That was exactly the summary I was looking for.
I would enourage folks to read the referenced link Toby sent:
http://blogs.sun.com/roller/page/bonwick?entry=zfs_end_to_end_data
...also the linked RAID-Z summary from this article was very
interesting, since something like this is needed for recovery from
checksum failures:
Which brings us to the coolest thing about RAID-Z: self-healing data.
In addition to handling whole-disk failure, RAID-Z can also detect and
correct silent data corruption. Whenever you read a RAID-Z block, ZFS
compares it against its checksum. If the data disks didn't return the
right answer, ZFS reads the parity and then does combinatorial
reconstruction to figure out which disk returned bad data. It then
repairs the damaged disk and returns good data to the application. ZFS
also reports the incident through Solaris FMA so that the system
administrator knows that one of the disks is silently failing.
Finally, note that *RAID-Z doesn't require any special hardware.* It
doesn't need NVRAM for correctness, and it doesn't need write
buffering for good performance. With RAID-Z, ZFS makes good on the
original RAID promise: it provides fast, reliable storage using cheap,
commodity disks.
http://blogs.sun.com/roller/page/bonwick?entry=raid_z
Toby Thain wrote:
On 4-Aug-06, at 3:25 AM, Russell Leighton wrote:
If the software (filesystem like ZFS or database like Berkeley DB)
finds a mismatch for a checksum on a block read, then what?

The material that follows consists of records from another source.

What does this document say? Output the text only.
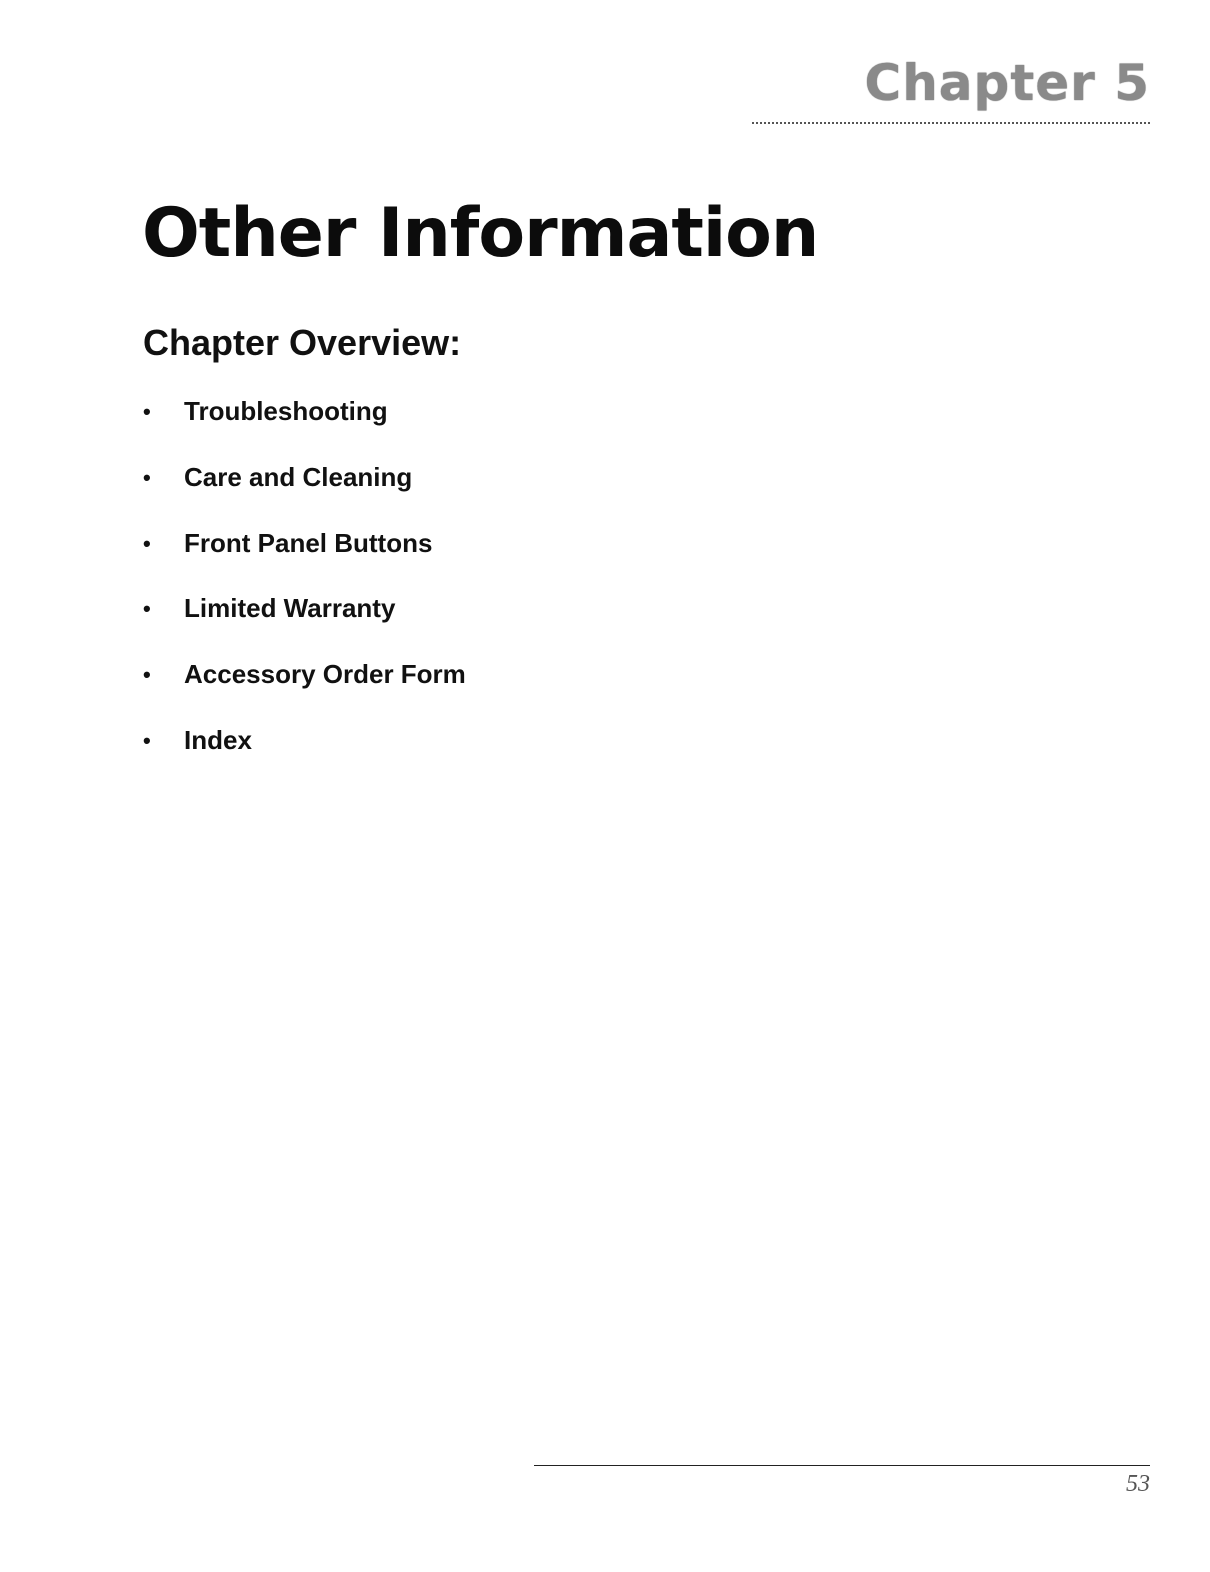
Chapter 5
Other Information
Chapter Overview:
•	Troubleshooting
•	Care and Cleaning
•	Front Panel Buttons
•	Limited Warranty
•	Accessory Order Form
•	Index
53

Is there a recovery mechanism, or do you just be happy you know
there is a problem (and go to backup)?
ZFS will correct from a good mirror
(http://blogs.sun.com/roller/page/bonwick?entry=zfs_end_to_end_data).
--T
Thx
Matthias Andree wrote:
Berkeley DB can, since version 4.1 (IIRC), write checksums (newer
versions document this as SHA1) on its database pages, to detect
corruptions and writes that were supposed to be atomic but failed
(because you cannot write 4K or 16K atomically on a disk drive).